Le méta-moteur de recherche d’emploi Joblift a constaté une hausse exponentielle des annonces liées à la blockchain depuis 2015. Pourtant, derrière ce qui ressemble à l’émergence d’un nouveau poste en vogue, « l’expert blockchain », se cache une cruelle désillusion pour les aspirants candidats : la plupart des offres concernent des stages.

La blockchain, secteur d’expertise… des stagiaires ? Une étude réalisée par le méta-moteur de recherche d’emploi Joblift a constaté une forte hausse des annonces d’emploi de spécialistes de la blockchain depuis 2015 mais une majorité d’entre elles étaient destinées à des stagiaires. En effet, le nombre d’annonces a été multiplié par dix entre 2015 et 2016, passant de 15 à 157, avec une croissance mensuelle moyenne de 48% sur la période. Le site précise que « les annonces publiées les trois premiers mois de 2017 représentent déjà 45% du nombre d’offres de 2016, et la courbe d’évolution semble indiquer la continuation de la tendance« .

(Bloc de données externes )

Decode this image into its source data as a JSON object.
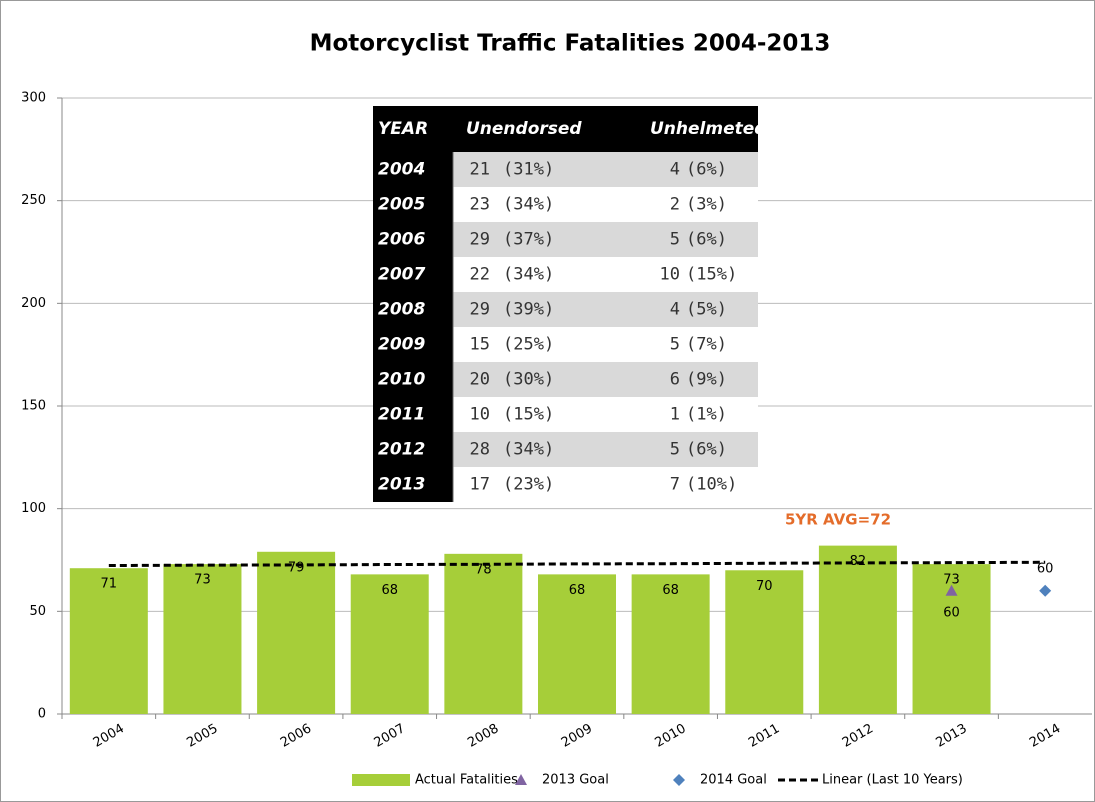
{
  "chart_data": {
    "type": "bar",
    "title": "Motorcyclist Traffic Fatalities 2004-2013",
    "annotation": "5YR AVG=72",
    "categories": [
      "2004",
      "2005",
      "2006",
      "2007",
      "2008",
      "2009",
      "2010",
      "2011",
      "2012",
      "2013",
      "2014"
    ],
    "series": [
      {
        "name": "Actual Fatalities",
        "kind": "bar",
        "color": "#a6ce39",
        "data_labels": true,
        "label_position": "inside",
        "values": [
          71,
          73,
          79,
          68,
          78,
          68,
          68,
          70,
          82,
          73,
          null
        ]
      },
      {
        "name": "2013 Goal",
        "kind": "marker",
        "marker": "triangle",
        "color": "#8064a2",
        "data_labels": true,
        "label_position": "below",
        "values": [
          null,
          null,
          null,
          null,
          null,
          null,
          null,
          null,
          null,
          60,
          null
        ]
      },
      {
        "name": "2014 Goal",
        "kind": "marker",
        "marker": "diamond",
        "color": "#4f81bd",
        "data_labels": true,
        "label_position": "above",
        "values": [
          null,
          null,
          null,
          null,
          null,
          null,
          null,
          null,
          null,
          null,
          60
        ]
      },
      {
        "name": "Linear (Last 10 Years)",
        "kind": "line",
        "dashed": true,
        "color": "#000000",
        "data_labels": false,
        "values": [
          72.3,
          72.5,
          72.6,
          72.8,
          72.9,
          73.1,
          73.2,
          73.4,
          73.6,
          73.7,
          73.9
        ]
      }
    ],
    "ylim": [
      0,
      300
    ],
    "yticks": [
      0,
      50,
      100,
      150,
      200,
      250,
      300
    ],
    "grid": true,
    "legend": "bottom"
  },
  "table": {
    "header": [
      "YEAR",
      "Unendorsed",
      "Unhelmeted"
    ],
    "rows": [
      [
        "2004",
        "21",
        "(31%)",
        "4",
        "(6%)"
      ],
      [
        "2005",
        "23",
        "(34%)",
        "2",
        "(3%)"
      ],
      [
        "2006",
        "29",
        "(37%)",
        "5",
        "(6%)"
      ],
      [
        "2007",
        "22",
        "(34%)",
        "10",
        "(15%)"
      ],
      [
        "2008",
        "29",
        "(39%)",
        "4",
        "(5%)"
      ],
      [
        "2009",
        "15",
        "(25%)",
        "5",
        "(7%)"
      ],
      [
        "2010",
        "20",
        "(30%)",
        "6",
        "(9%)"
      ],
      [
        "2011",
        "10",
        "(15%)",
        "1",
        "(1%)"
      ],
      [
        "2012",
        "28",
        "(34%)",
        "5",
        "(6%)"
      ],
      [
        "2013",
        "17",
        "(23%)",
        "7",
        "(10%)"
      ]
    ]
  }
}
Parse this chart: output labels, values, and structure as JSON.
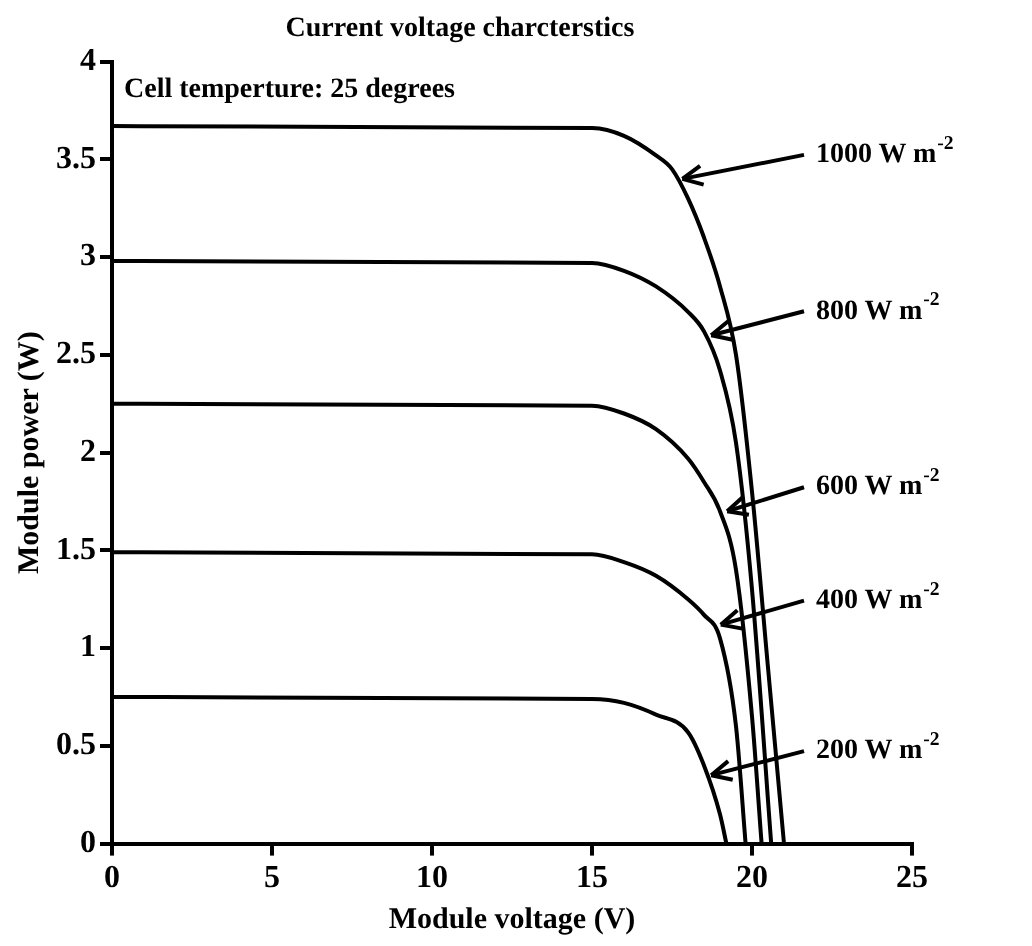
{
  "chart_data": {
    "type": "line",
    "title": "Current voltage charcterstics",
    "xlabel": "Module voltage (V)",
    "ylabel": "Module power (W)",
    "xlim": [
      0,
      25
    ],
    "xticks": [
      0,
      5,
      10,
      15,
      20,
      25
    ],
    "ylim": [
      0,
      4
    ],
    "yticks": [
      0,
      0.5,
      1,
      1.5,
      2,
      2.5,
      3,
      3.5,
      4
    ],
    "grid": false,
    "legend": false,
    "marker": "none",
    "line_style": "solid",
    "series": [
      {
        "color": "#000000",
        "x": [
          0,
          15,
          16,
          17,
          17.5,
          18,
          18.5,
          19,
          19.5,
          20,
          20.5,
          21
        ],
        "values": [
          3.67,
          3.66,
          3.62,
          3.52,
          3.45,
          3.3,
          3.1,
          2.85,
          2.5,
          1.8,
          0.9,
          0
        ]
      },
      {
        "color": "#000000",
        "x": [
          0,
          15,
          16,
          17,
          18,
          18.5,
          19,
          19.5,
          20,
          20.6
        ],
        "values": [
          2.98,
          2.97,
          2.93,
          2.85,
          2.72,
          2.62,
          2.42,
          2.05,
          1.3,
          0
        ]
      },
      {
        "color": "#000000",
        "x": [
          0,
          15,
          16,
          17,
          18,
          18.5,
          19,
          19.5,
          20,
          20.3
        ],
        "values": [
          2.25,
          2.24,
          2.2,
          2.12,
          1.97,
          1.85,
          1.7,
          1.4,
          0.65,
          0
        ]
      },
      {
        "color": "#000000",
        "x": [
          0,
          15,
          16,
          17,
          18,
          18.5,
          19,
          19.5,
          19.8
        ],
        "values": [
          1.49,
          1.48,
          1.44,
          1.37,
          1.25,
          1.17,
          1.05,
          0.6,
          0
        ]
      },
      {
        "color": "#000000",
        "x": [
          0,
          15,
          16,
          17,
          18,
          18.5,
          19,
          19.2
        ],
        "values": [
          0.75,
          0.74,
          0.72,
          0.66,
          0.57,
          0.4,
          0.15,
          0
        ]
      }
    ],
    "annotations": [
      "Cell temperture: 25 degrees",
      {
        "text": "1000 W m$^{-2}$",
        "x": 17.7,
        "y": 3.4
      },
      {
        "text": "800 W m$^{-2}$",
        "x": 18.6,
        "y": 2.6
      },
      {
        "text": "600 W m$^{-2}$",
        "x": 19.1,
        "y": 1.7
      },
      {
        "text": "400 W m$^{-2}$",
        "x": 18.9,
        "y": 1.12
      },
      {
        "text": "200 W m$^{-2}$",
        "x": 18.6,
        "y": 0.35
      }
    ]
  }
}
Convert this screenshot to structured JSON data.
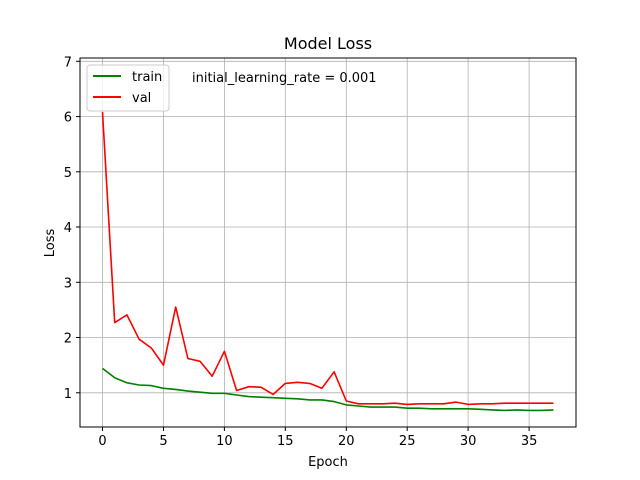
{
  "chart_data": {
    "type": "line",
    "title": "Model Loss",
    "xlabel": "Epoch",
    "ylabel": "Loss",
    "annotation": "initial_learning_rate = 0.001",
    "xlim": [
      -1.85,
      38.85
    ],
    "ylim": [
      0.38,
      7.06
    ],
    "xticks": [
      0,
      5,
      10,
      15,
      20,
      25,
      30,
      35
    ],
    "yticks": [
      1,
      2,
      3,
      4,
      5,
      6,
      7
    ],
    "grid": true,
    "legend_position": "upper left",
    "x": [
      0,
      1,
      2,
      3,
      4,
      5,
      6,
      7,
      8,
      9,
      10,
      11,
      12,
      13,
      14,
      15,
      16,
      17,
      18,
      19,
      20,
      21,
      22,
      23,
      24,
      25,
      26,
      27,
      28,
      29,
      30,
      31,
      32,
      33,
      34,
      35,
      36,
      37
    ],
    "series": [
      {
        "name": "train",
        "color": "#008000",
        "values": [
          1.44,
          1.27,
          1.18,
          1.14,
          1.13,
          1.08,
          1.06,
          1.03,
          1.01,
          0.99,
          0.99,
          0.96,
          0.93,
          0.92,
          0.91,
          0.9,
          0.89,
          0.87,
          0.87,
          0.84,
          0.78,
          0.76,
          0.74,
          0.74,
          0.74,
          0.72,
          0.72,
          0.71,
          0.71,
          0.71,
          0.71,
          0.7,
          0.69,
          0.68,
          0.69,
          0.68,
          0.68,
          0.69
        ]
      },
      {
        "name": "val",
        "color": "#ff0000",
        "values": [
          6.08,
          2.27,
          2.41,
          1.97,
          1.81,
          1.5,
          2.55,
          1.62,
          1.57,
          1.3,
          1.75,
          1.04,
          1.11,
          1.1,
          0.97,
          1.17,
          1.19,
          1.17,
          1.08,
          1.38,
          0.85,
          0.8,
          0.8,
          0.8,
          0.81,
          0.79,
          0.8,
          0.8,
          0.8,
          0.83,
          0.79,
          0.8,
          0.8,
          0.81,
          0.81,
          0.81,
          0.81,
          0.81
        ]
      }
    ]
  }
}
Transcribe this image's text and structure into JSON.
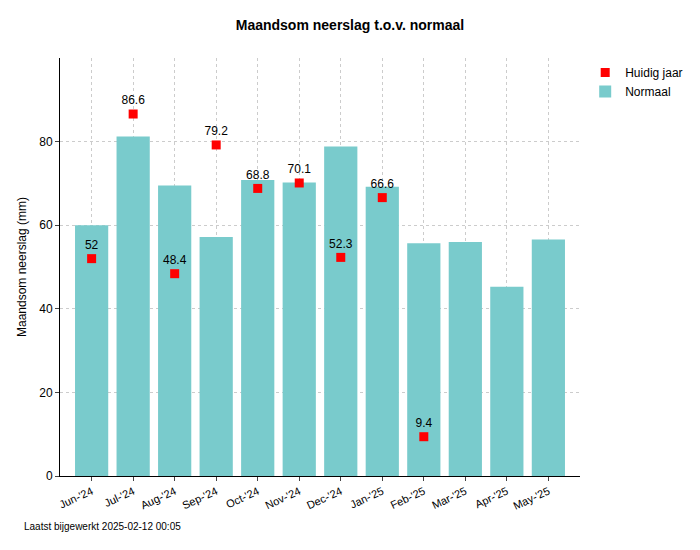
{
  "chart_data": {
    "type": "bar",
    "title": "Maandsom neerslag t.o.v. normaal",
    "y_label": "Maandsom neerslag (mm)",
    "footnote": "Laatst bijgewerkt 2025-02-12 00:05",
    "categories": [
      "Jun-'24",
      "Jul-'24",
      "Aug-'24",
      "Sep-'24",
      "Oct-'24",
      "Nov-'24",
      "Dec-'24",
      "Jan-'25",
      "Feb-'25",
      "Mar-'25",
      "Apr-'25",
      "May-'25"
    ],
    "series": [
      {
        "name": "Normaal",
        "type": "bar",
        "color": "#79CBCC",
        "values": [
          60,
          81.2,
          69.5,
          57.2,
          70.8,
          70.2,
          78.8,
          69.2,
          55.7,
          56,
          45.3,
          56.6
        ]
      },
      {
        "name": "Huidig jaar",
        "type": "scatter",
        "marker": "square",
        "color": "#FF0000",
        "data_labels": true,
        "values": [
          52,
          86.6,
          48.4,
          79.2,
          68.8,
          70.1,
          52.3,
          66.6,
          9.4,
          null,
          null,
          null
        ]
      }
    ],
    "ylim": [
      0,
      100
    ],
    "yticks": [
      0,
      20,
      40,
      60,
      80
    ],
    "grid": true,
    "legend": "top-right"
  }
}
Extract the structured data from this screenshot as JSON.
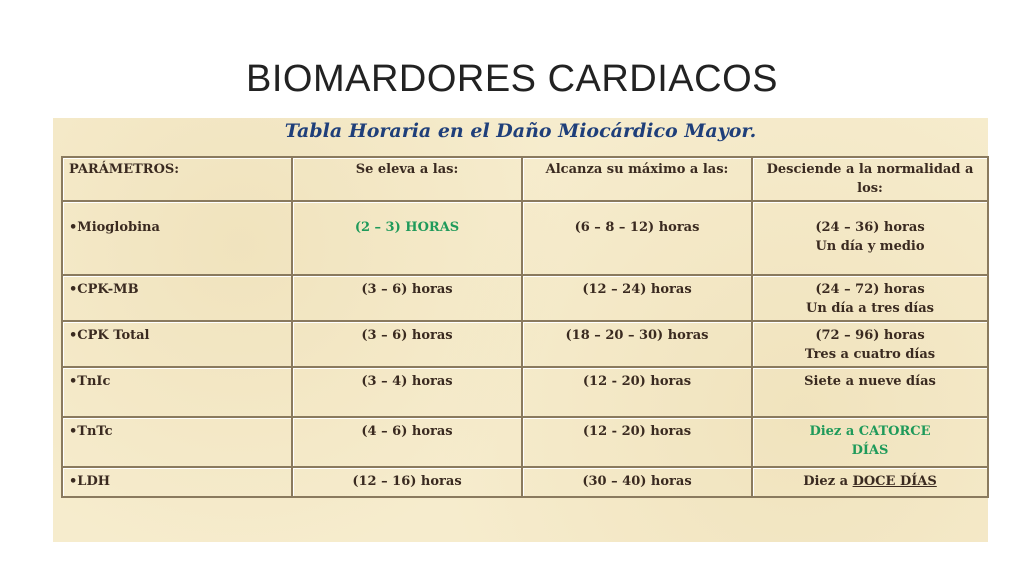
{
  "slide": {
    "title": "BIOMARDORES CARDIACOS"
  },
  "table": {
    "title": "Tabla Horaria en el Daño Miocárdico Mayor.",
    "headers": {
      "param": "PARÁMETROS:",
      "rise": "Se eleva a las:",
      "peak": "Alcanza su máximo a las:",
      "normal": "Desciende a la normalidad a los:"
    },
    "rows": [
      {
        "param": "•Mioglobina",
        "rise": "(2 – 3) HORAS",
        "peak": "(6 – 8 – 12) horas",
        "normal_line1": "(24 – 36) horas",
        "normal_line2": "Un día y medio"
      },
      {
        "param": "•CPK-MB",
        "rise": "(3 – 6) horas",
        "peak": "(12 – 24) horas",
        "normal_line1": "(24 – 72) horas",
        "normal_line2": "Un día a tres días"
      },
      {
        "param": "•CPK Total",
        "rise": "(3 – 6) horas",
        "peak": "(18 – 20 – 30) horas",
        "normal_line1": "(72 – 96) horas",
        "normal_line2": "Tres a cuatro días"
      },
      {
        "param": "•TnIc",
        "rise": "(3 – 4) horas",
        "peak": "(12 - 20) horas",
        "normal_line1": "Siete a nueve días"
      },
      {
        "param": "•TnTc",
        "rise": "(4 – 6) horas",
        "peak": "(12 - 20) horas",
        "normal_line1": "Diez a CATORCE",
        "normal_line2": "DÍAS"
      },
      {
        "param": "•LDH",
        "rise": "(12 – 16) horas",
        "peak": "(30 – 40) horas",
        "normal_prefix": "Diez a ",
        "normal_emph": "DOCE DÍAS"
      }
    ],
    "colors": {
      "highlight_green": "#1f9a5a",
      "title_blue": "#1f3f7a",
      "panel_background": "#f6eccd"
    }
  }
}
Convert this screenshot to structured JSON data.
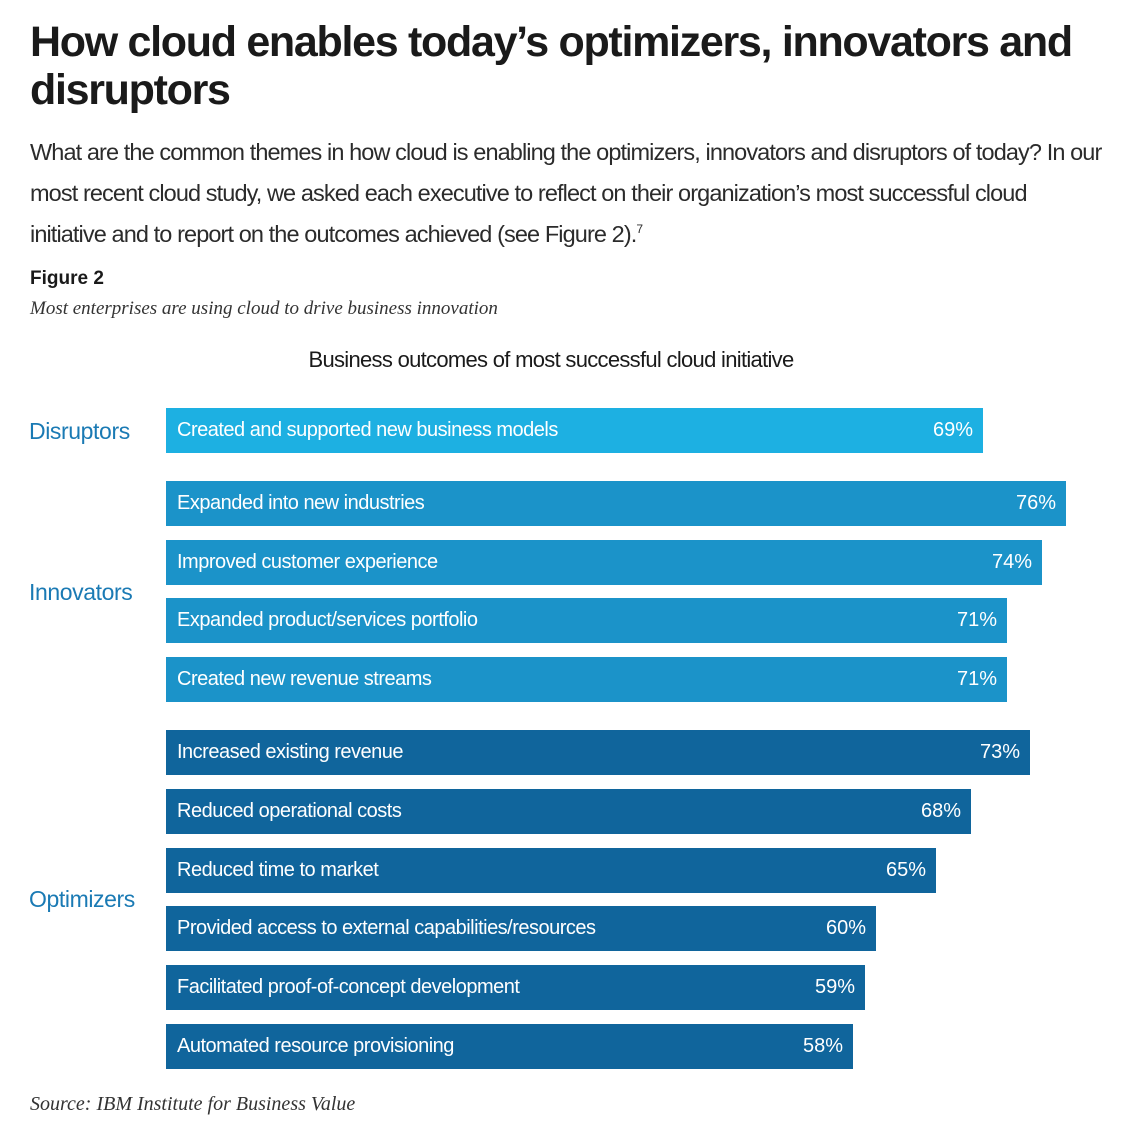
{
  "header": {
    "title": "How cloud enables today’s optimizers, innovators and disruptors",
    "intro": "What are the common themes in how cloud is enabling the optimizers, innovators and disruptors of today? In our most recent cloud study, we asked each executive to reflect on their organization’s most successful cloud initiative and to report on the outcomes achieved (see Figure 2).",
    "footnote_marker": "7"
  },
  "figure": {
    "label": "Figure 2",
    "caption": "Most enterprises are using cloud to drive business innovation"
  },
  "source": "Source: IBM Institute for Business Value",
  "colors": {
    "Disruptors": "#1db0e2",
    "Innovators": "#1b93c9",
    "Optimizers": "#10659c",
    "group_label": "#1a7ab4"
  },
  "chart_data": {
    "type": "bar",
    "orientation": "horizontal",
    "title": "Business outcomes of most successful cloud initiative",
    "unit": "%",
    "xlim": [
      0,
      76
    ],
    "grid": false,
    "groups": [
      {
        "name": "Disruptors",
        "items": [
          {
            "category": "Created and supported new business models",
            "value": 69,
            "label": "69%"
          }
        ]
      },
      {
        "name": "Innovators",
        "items": [
          {
            "category": "Expanded into new industries",
            "value": 76,
            "label": "76%"
          },
          {
            "category": "Improved customer experience",
            "value": 74,
            "label": "74%"
          },
          {
            "category": "Expanded product/services portfolio",
            "value": 71,
            "label": "71%"
          },
          {
            "category": "Created new revenue streams",
            "value": 71,
            "label": "71%"
          }
        ]
      },
      {
        "name": "Optimizers",
        "items": [
          {
            "category": "Increased existing revenue",
            "value": 73,
            "label": "73%"
          },
          {
            "category": "Reduced operational costs",
            "value": 68,
            "label": "68%"
          },
          {
            "category": "Reduced time to market",
            "value": 65,
            "label": "65%"
          },
          {
            "category": "Provided access to external capabilities/resources",
            "value": 60,
            "label": "60%"
          },
          {
            "category": "Facilitated proof-of-concept development",
            "value": 59,
            "label": "59%"
          },
          {
            "category": "Automated resource provisioning",
            "value": 58,
            "label": "58%"
          }
        ]
      }
    ]
  }
}
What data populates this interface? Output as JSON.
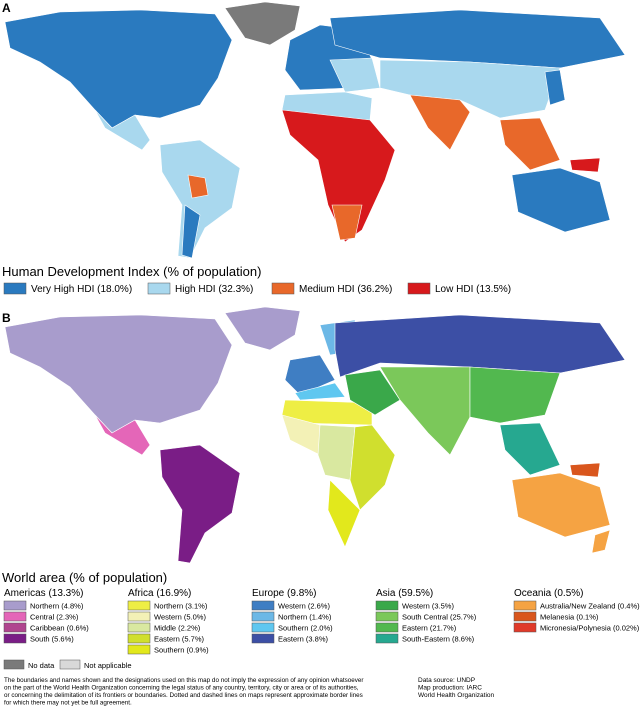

Néanmoins, 57% des annonces sont des offres de stages, contre 36% de CDI. Les entreprises espèrent donc recruter des spécialistes de la blockchain plutôt junior, dès leur sortie de l’école. Les recruteurs lorgnent particulièrement sur les futurs ingénieurs et seules 4% des offres sont ouvertes aux profils issus d’écoles de commerce. Rien d’étonnant : les futurs employeurs estiment nécessaire la maîtrise du code, notamment pour les langages C++ (51% de mentions), Java (47% de mentions) et Python (29%).

Code

Les startups embauchent plutôt par le bouche à oreille

Seuls quatre grands secteurs recrutent pour l’instant des experts de la blockchain : « les startups, les télécommunications, la banque et l’assurance, et les cabinets de conseil« . Bien que moteur dans l’émergence de la blockchain, les startups n’apparaissent pas dans les résultats de l’étude de Joblift, qui suppose que « ces recrutements se font par bouche-à-oreille ou par réseau » et non via la publication d’une offre.

Au contraire, 58% des offres sont émises par des entreprises du secteur des télécommunications. Celles-ci recrutent majoritairement pour des missions de R&D ou d’études de marché et de faisabilité. Suivent les banques et assurances avec 20% des offres, principalement pour des missions d’architecte logiciel ou de développement informatique. Enfin, les cabinets de conseil ont publié 12% des offres, là aussi destinées à recruter des développeurs.